France Bois Forêt and Codifab support the France Bois 2030 initiative. © David Boureau urbamutability
JOPs that start in doubt
For the legacy component of rehabilitation of winter sports resorts, Roux Entreprise conveniently delivers an operation in Avoriaz in autumn 2025, while architecture students from Malaquais, with Pascal Gontier and Milena Karanesheva, are working on the reconversion of another small mid-altitude resort facing a snow deficit. While the programming for the B9 workshop on Friday, February 27 is solidifying, the vote on the framework law on the 2030 JOPs. Added to this are bickering within Solidéo. Aware of the opportunity of the dedicated workshop and the Forum at the Grand Palais, the actors of the mission tried to place an official launch there which came up against the validation of their visual identity, authorized at the last minute. The presentation of the mission under the Quadrilogue, at the Grand Palais, refers to a large meeting planned in Marseille in March, where the wood industry is present as a bloc to affirm its intention to take part in the economic developments of these winter games. Alas, the municipal elections are reshuffling the cards in Nice and calling into question part of the Solidéo concept.
A qualitative aim
This context emphasizes the imperative of deadlines and makes us forget the civic and social acceptability undermined in Italy this winter, faced with “games without snow”, without forgetting the outbreak of the Iranian war before the end of the Olympic Games, a mania since 2022.
France Bois 2030 prefers not to trumpet on wood or biosourced share objectives or part of French woodin a context that is still too uncertain.

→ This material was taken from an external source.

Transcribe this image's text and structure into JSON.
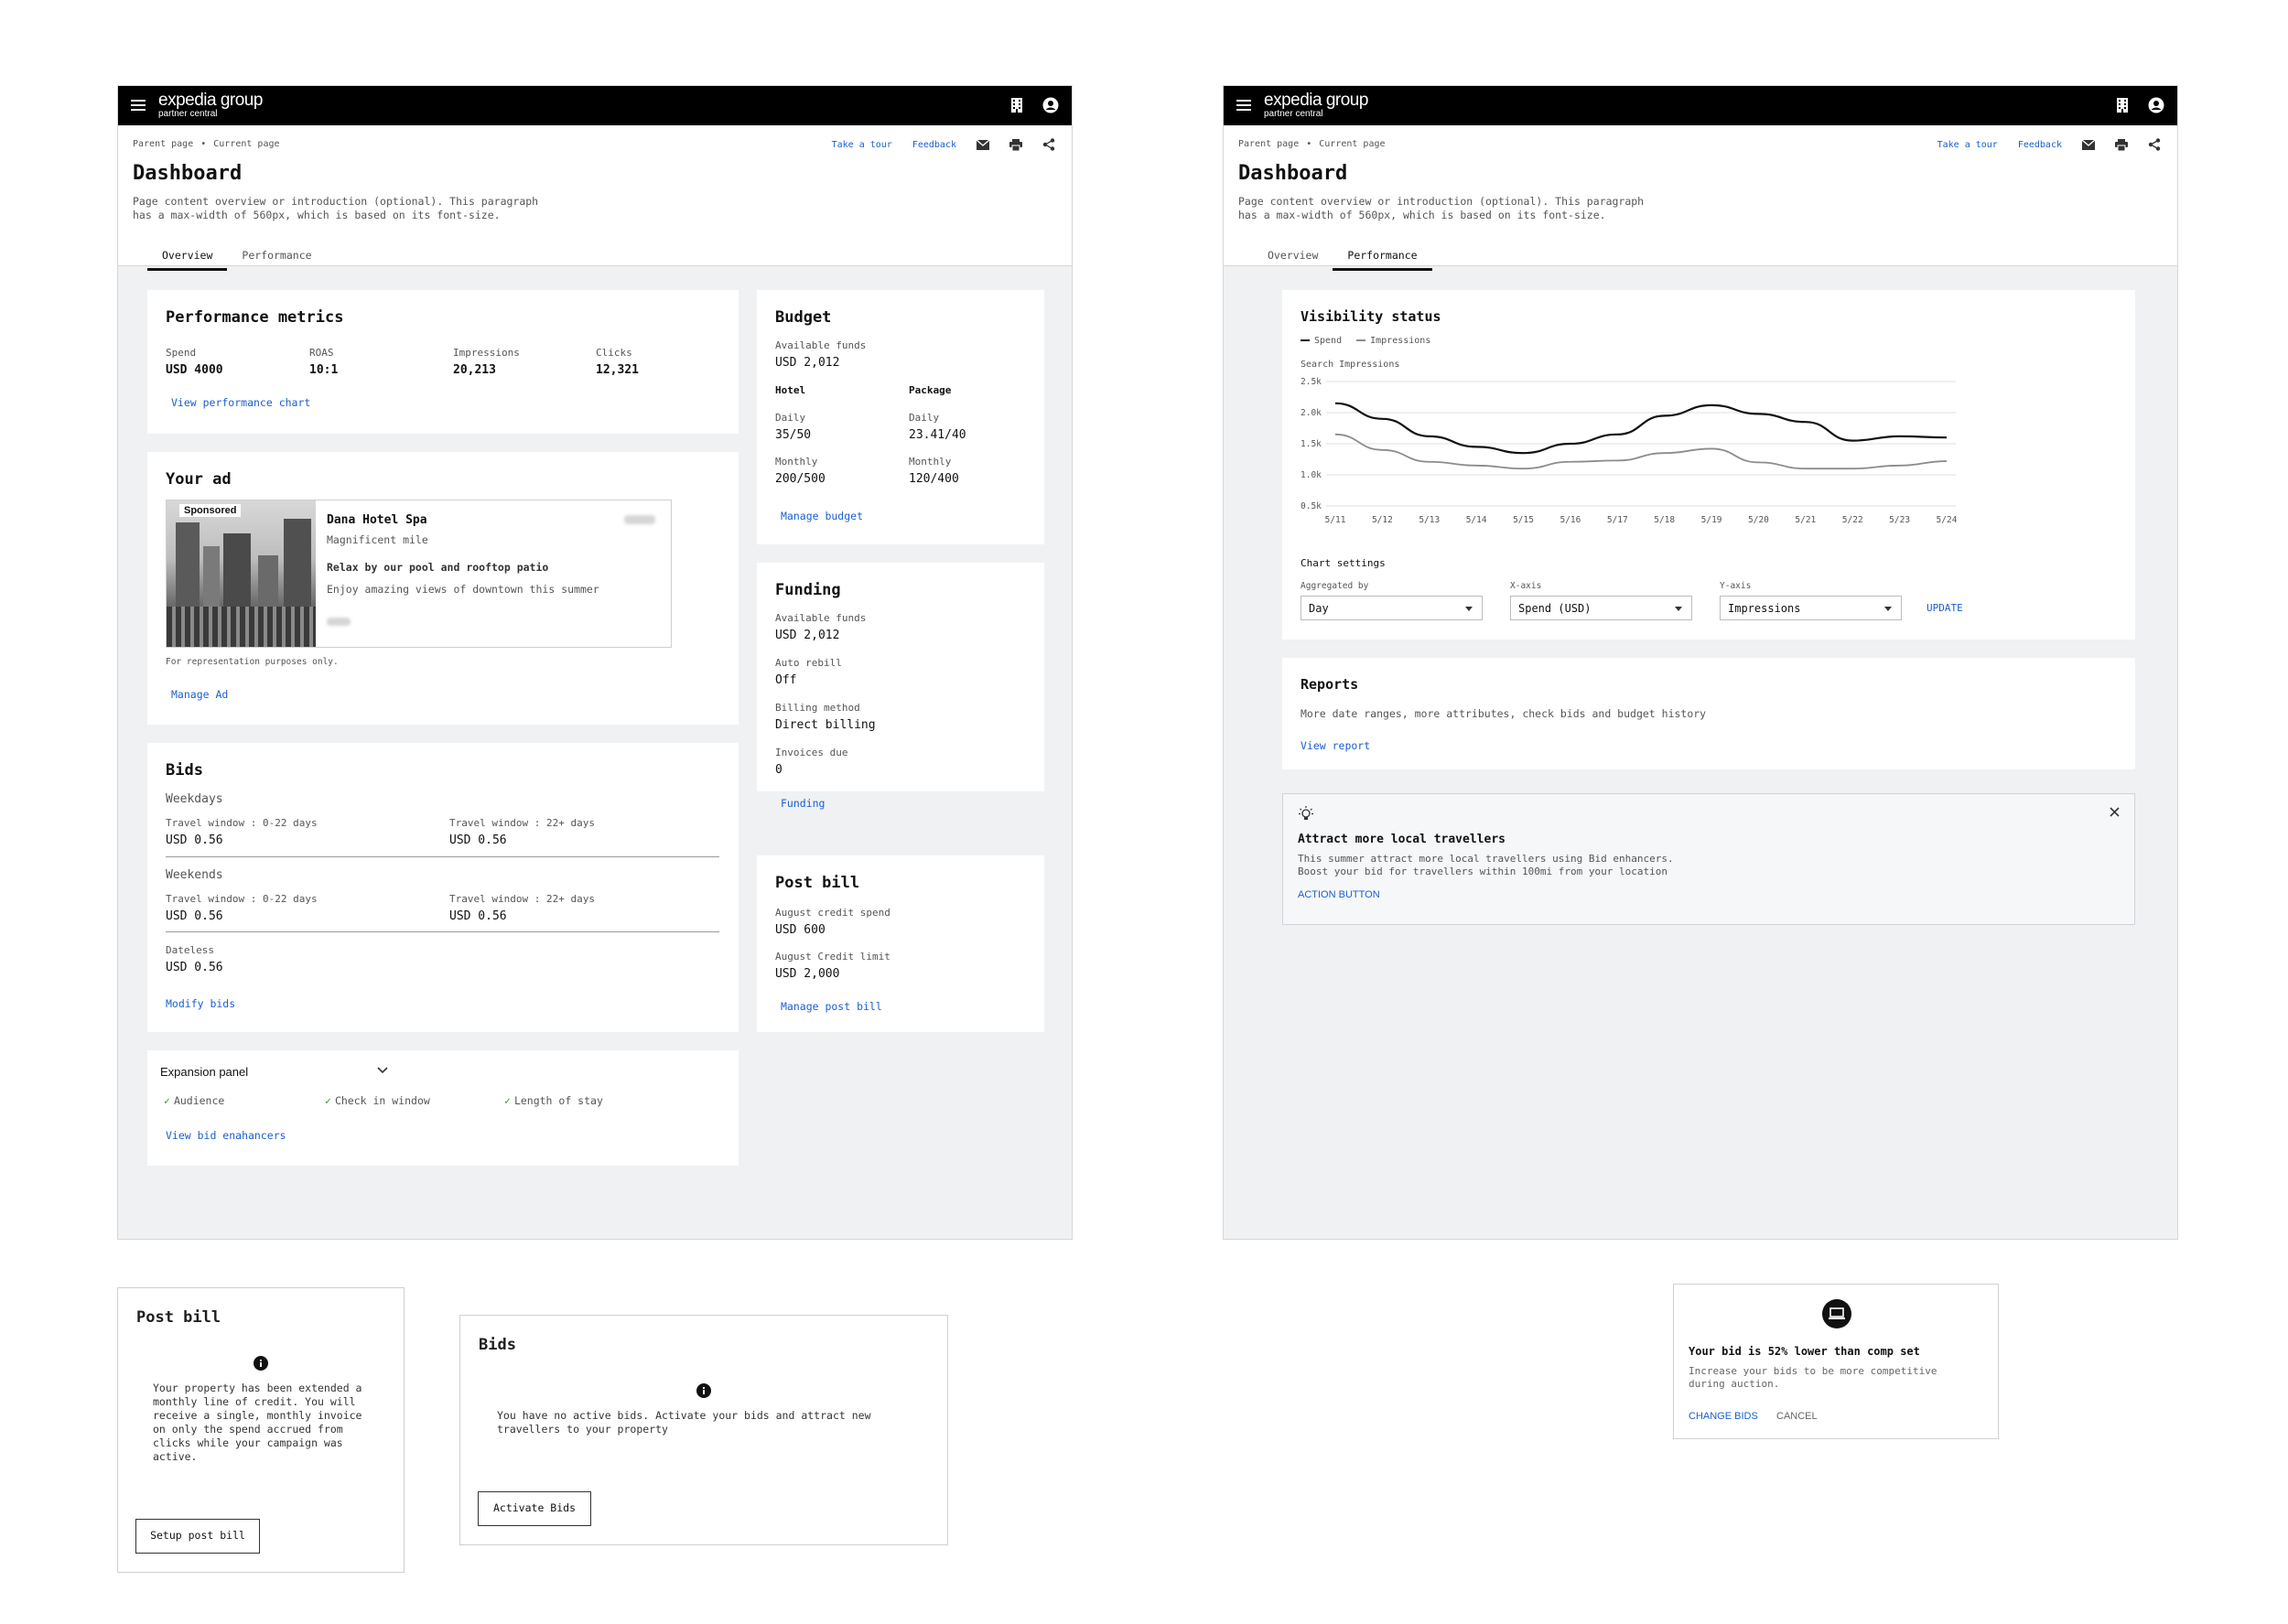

Which also makes it possible not to enter into controversies between the wood of France and the wood of the Alps. The objective is rather qualitative. Firstly through perfect interaction with Solidéo and optimal support for the construction industry players who will carry out the work, then through the choice to push subjects such as wooden bridgesthe renovation of stations, but also the use of work under marquees.
At the same time, the obvious prefabrication in wooden construction should constitute an asset in meeting deadlines, in a context different from that of the 2024 Olympic Games, less prosperous and with more extensive production capacities.

Olivier Gaujard, project manager of the mission and moderator of the B9 dedicated workshop at the Forum. © David Boureau urbamutability
France Bois 2030 is also 2030
With the help of the Forum’s sounding board, the France Wood 2030 mission has certainly enough to do to support the preparation of the JOP 2030. But it also constitutes a spearhead for the French construction industry to achieve emissive objectives by 2030 despite the guilty vagueness which is currently practiced on the objectives of the world of construction in the face of a general objective which reduces emissions to 270 Mt per year, while, in fact, the construction sector is the first emitter of French GHGs if we stop hiding our faces.